The jury – five women and three men – will receive directions from the Judge on Thursday morning before being sent out to decide how the trial ends.
De Niro, pictured in January 2020, has grown noticeably irate through the trial’s proceedings, and even berated his accuser from the witness stand last week
Doctor Kimberly Resnick took the stand on Wednesday, and said she believed Robinson to be suffering from ‘narcissism and paranoia’
Robinson is suing the Oscar-winning actor for $12 million for alleged gender discrimination, claiming he made her do stereotypically female work while paying her less than male colleagues, and made ‘creepy’ requests for her to scratch his back.
The Taxi Driver star has denied her claims and is counter-suing for $6 million, saying Robinson misused company benefits by harvesting five million air miles for her personal holidays just before she left.
The closing arguments came after a psychiatrist hired by De Niro’s attorneys testified that she believes Robinson is ‘narcissistic and paranoid’.
Dr Kimberly Resnick told jurors that Robinson suffers from an ‘inflated sense of self-esteem’ and ‘sees harm where there isn’t’ – and that these traits skew her ‘perception of the world’.

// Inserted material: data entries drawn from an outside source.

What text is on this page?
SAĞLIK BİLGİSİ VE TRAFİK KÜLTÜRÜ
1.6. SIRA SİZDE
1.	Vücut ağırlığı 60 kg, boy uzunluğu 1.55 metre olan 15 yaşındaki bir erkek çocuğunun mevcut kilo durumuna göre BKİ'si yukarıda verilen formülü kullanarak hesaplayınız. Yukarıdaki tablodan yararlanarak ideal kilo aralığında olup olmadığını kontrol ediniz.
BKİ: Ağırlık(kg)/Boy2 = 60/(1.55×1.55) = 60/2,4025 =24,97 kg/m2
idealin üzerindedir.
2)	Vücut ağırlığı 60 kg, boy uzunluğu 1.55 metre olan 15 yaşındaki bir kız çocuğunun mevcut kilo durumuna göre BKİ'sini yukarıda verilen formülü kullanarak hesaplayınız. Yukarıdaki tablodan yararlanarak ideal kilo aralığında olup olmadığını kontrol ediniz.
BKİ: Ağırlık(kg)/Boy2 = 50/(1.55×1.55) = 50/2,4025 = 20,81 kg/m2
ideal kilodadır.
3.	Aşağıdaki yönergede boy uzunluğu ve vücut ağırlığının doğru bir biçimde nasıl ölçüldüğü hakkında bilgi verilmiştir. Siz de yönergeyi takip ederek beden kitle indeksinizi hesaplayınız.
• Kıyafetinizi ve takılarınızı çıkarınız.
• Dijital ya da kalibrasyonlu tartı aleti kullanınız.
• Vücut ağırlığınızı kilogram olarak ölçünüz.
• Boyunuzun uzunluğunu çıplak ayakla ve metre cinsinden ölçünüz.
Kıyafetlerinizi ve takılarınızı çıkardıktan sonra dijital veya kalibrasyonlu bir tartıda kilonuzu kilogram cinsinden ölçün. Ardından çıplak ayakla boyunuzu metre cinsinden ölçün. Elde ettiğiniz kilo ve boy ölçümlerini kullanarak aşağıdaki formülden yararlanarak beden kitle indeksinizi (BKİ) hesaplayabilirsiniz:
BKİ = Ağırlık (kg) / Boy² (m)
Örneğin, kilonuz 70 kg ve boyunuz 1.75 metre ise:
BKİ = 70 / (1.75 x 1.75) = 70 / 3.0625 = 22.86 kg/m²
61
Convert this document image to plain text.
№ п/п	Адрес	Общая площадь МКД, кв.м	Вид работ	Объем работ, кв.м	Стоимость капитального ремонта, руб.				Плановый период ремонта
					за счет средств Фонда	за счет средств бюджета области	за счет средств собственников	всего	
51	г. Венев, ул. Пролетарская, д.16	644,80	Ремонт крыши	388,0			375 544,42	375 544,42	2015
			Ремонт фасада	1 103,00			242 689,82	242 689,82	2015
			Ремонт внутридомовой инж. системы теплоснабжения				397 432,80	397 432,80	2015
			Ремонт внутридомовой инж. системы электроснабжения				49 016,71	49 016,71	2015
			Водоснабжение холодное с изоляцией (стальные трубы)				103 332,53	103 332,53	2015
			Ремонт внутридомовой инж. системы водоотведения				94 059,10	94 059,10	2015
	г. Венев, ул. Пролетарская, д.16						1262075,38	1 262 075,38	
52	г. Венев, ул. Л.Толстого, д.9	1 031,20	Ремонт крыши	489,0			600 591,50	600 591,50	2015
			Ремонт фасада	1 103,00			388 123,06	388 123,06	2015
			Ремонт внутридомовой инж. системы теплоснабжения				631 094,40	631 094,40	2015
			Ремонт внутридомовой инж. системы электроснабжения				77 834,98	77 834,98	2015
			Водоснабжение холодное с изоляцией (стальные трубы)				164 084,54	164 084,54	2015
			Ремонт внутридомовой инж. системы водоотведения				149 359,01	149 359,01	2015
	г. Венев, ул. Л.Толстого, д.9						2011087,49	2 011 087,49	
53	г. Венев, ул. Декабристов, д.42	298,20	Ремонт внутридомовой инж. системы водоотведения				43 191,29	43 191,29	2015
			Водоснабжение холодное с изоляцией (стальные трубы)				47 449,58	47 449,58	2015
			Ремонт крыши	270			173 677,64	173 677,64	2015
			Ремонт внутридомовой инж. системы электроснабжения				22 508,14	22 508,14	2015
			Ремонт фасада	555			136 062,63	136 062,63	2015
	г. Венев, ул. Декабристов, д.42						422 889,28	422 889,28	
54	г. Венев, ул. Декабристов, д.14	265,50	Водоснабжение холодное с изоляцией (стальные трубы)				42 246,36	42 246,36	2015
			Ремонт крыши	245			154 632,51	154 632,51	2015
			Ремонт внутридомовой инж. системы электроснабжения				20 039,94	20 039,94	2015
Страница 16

On Tuesday, Robinson’s team’s psychiatrist Dr. Goldstein diagnosed her with generalized anxiety disorder linked to her employment at Canal.
The practicing psychiatrist said Robinson suffered from the ‘serious and often disabling psychological condition’ after evaluating her in January 2019, and reviewing more than three years worth of medical records.

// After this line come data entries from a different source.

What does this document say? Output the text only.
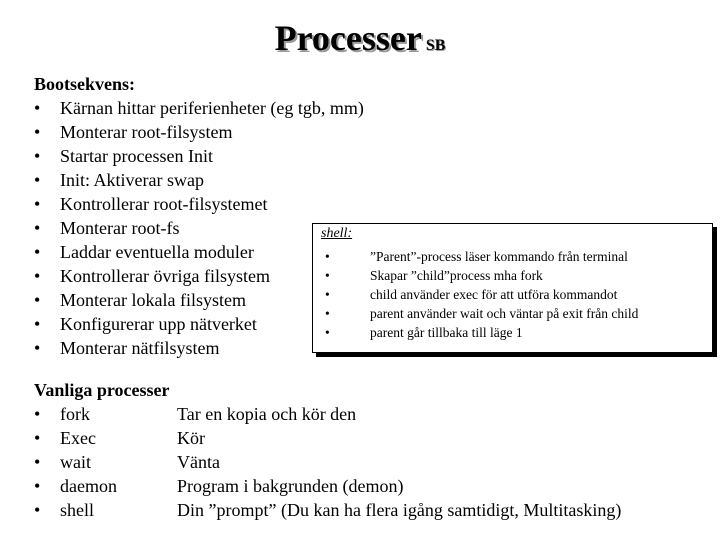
Processer SB
Bootsekvens:
• Kärnan hittar periferienheter (eg tgb, mm)
• Monterar root-filsystem
• Startar processen Init
• Init: Aktiverar swap
• Kontrollerar root-filsystemet
• Monterar root-fs
• Laddar eventuella moduler
• Kontrollerar övriga filsystem
• Monterar lokala filsystem
• Konfigurerar upp nätverket
• Monterar nätfilsystem
shell:
•	”Parent”-process läser kommando från terminal
•	Skapar ”child”process mha fork
•	child använder exec för att utföra kommandot
•	parent använder wait och väntar på exit från child
•	parent går tillbaka till läge 1
Vanliga processer
• fork	Tar en kopia och kör den
• Exec	Kör
• wait	Vänta
• daemon	Program i bakgrunden (demon)
• shell	Din ”prompt” (Du kan ha flera igång samtidigt, Multitasking)
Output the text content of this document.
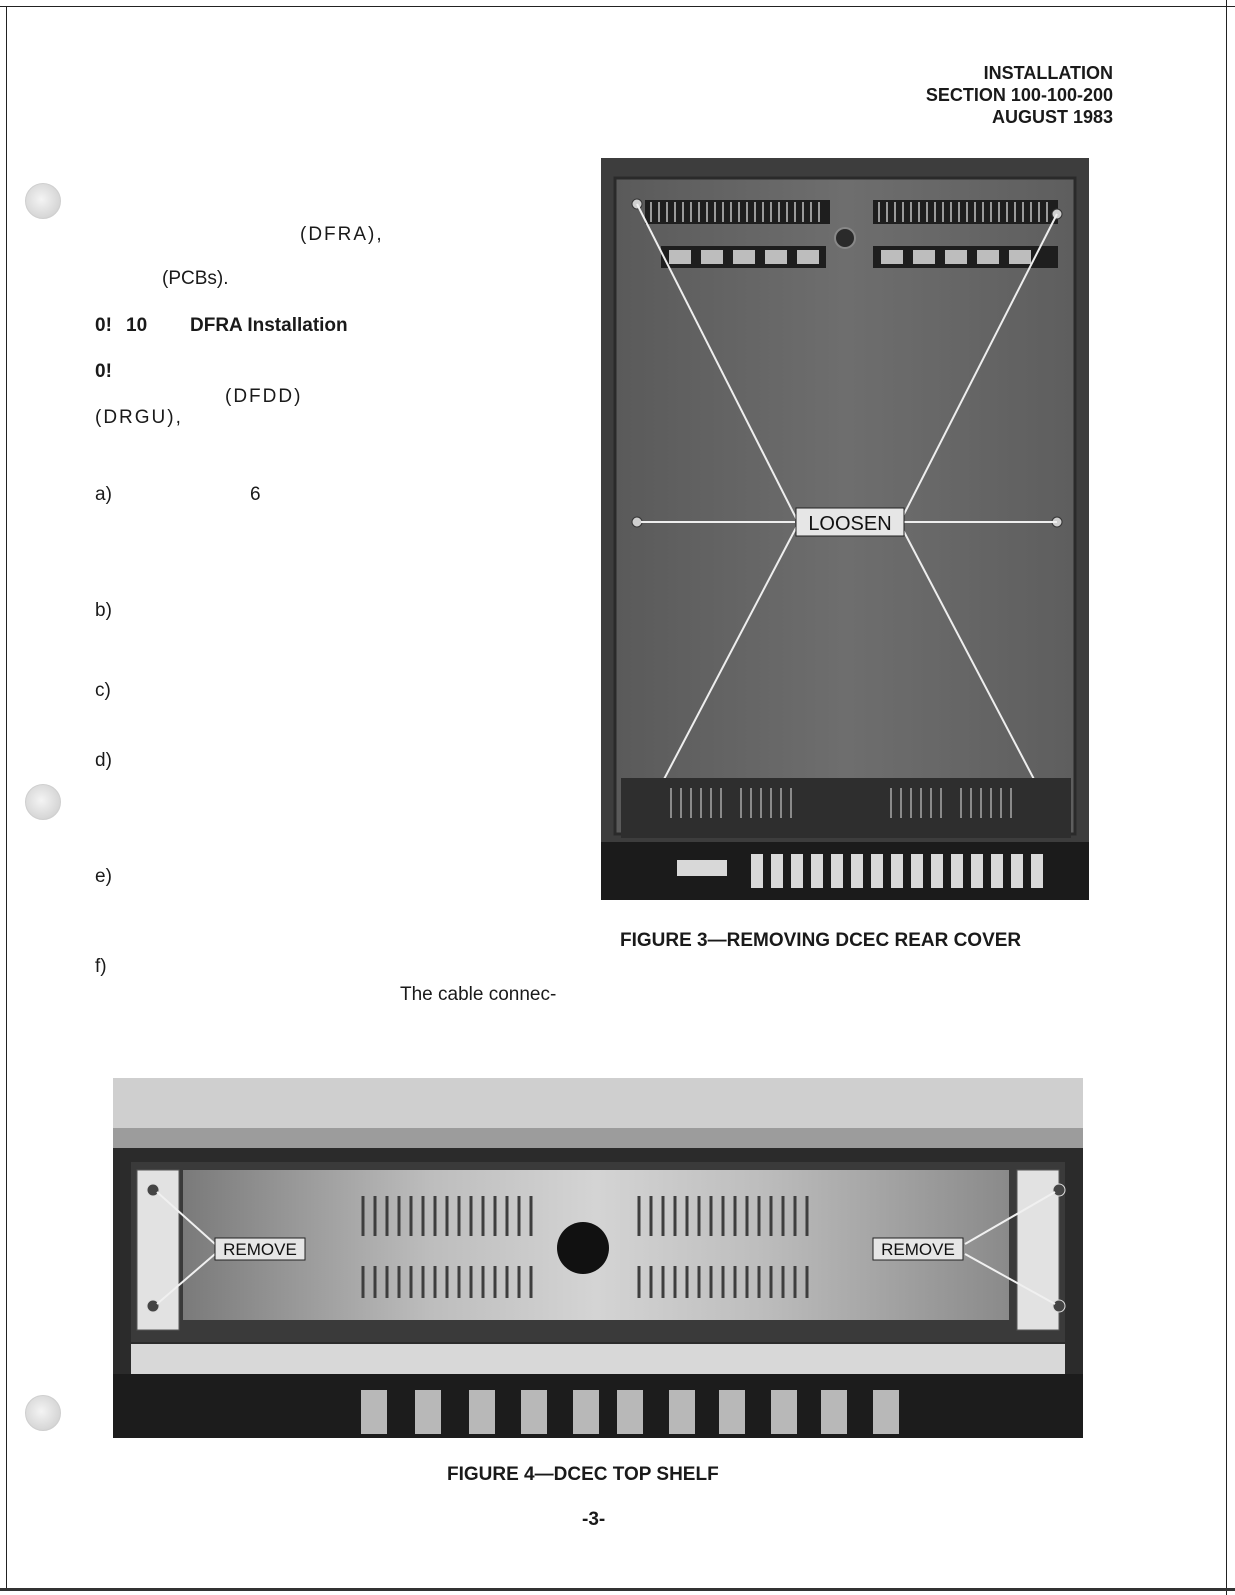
INSTALLATION
SECTION 100-100-200
AUGUST 1983
(DFRA),
(PCBs).
0! 10 DFRA Installation
0!
(DFDD)
(DRGU),
a)	6
b)
c)
d)
e)
f)
The cable connec-
LOOSEN
FIGURE 3—REMOVING DCEC REAR COVER
REMOVE	REMOVE
FIGURE 4—DCEC TOP SHELF
-3-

But Resnick challenged this analysis, and said she ‘identified there to be traits of narcissism, paranoia and grandiosity’ in Robinson’s personality – though she stopped short of saying she would diagnose her with any related disorders.
Dr. Resnick, who serves as chief of forensic psychiatry at Mid-Hudson Forensic Psychiatric Hospital in NY, said she spent seven hours speaking with Robinson over Zoom and analyzed her medical records.
On Wednesday, Dr. Resnick told the court that Robinson’s ‘perception’ was that she was being ‘targeted’ by people in her workplace, and ‘blacklisted’ by new employers after she left Canal.
The doctor said she believed this ‘perception’ – which she described as ‘spin’ at one point – was causing Robinson’s ’emotional distress’ rather than her alleged treatment in the workplace.
Challenging Robinson’s generalized anxiety disorder diagnosis, Dr. Resnick added: ‘I observed some symptoms of anxiety in Miss Robinson, but I did not find it reached clinical diagnosis of a psychological disorder’.
She added that she felt Robinson’s back problems and her gerd – a reflux condition – were what was causing her sleepless nights while she worked for the star, rather than an anxiety disorder.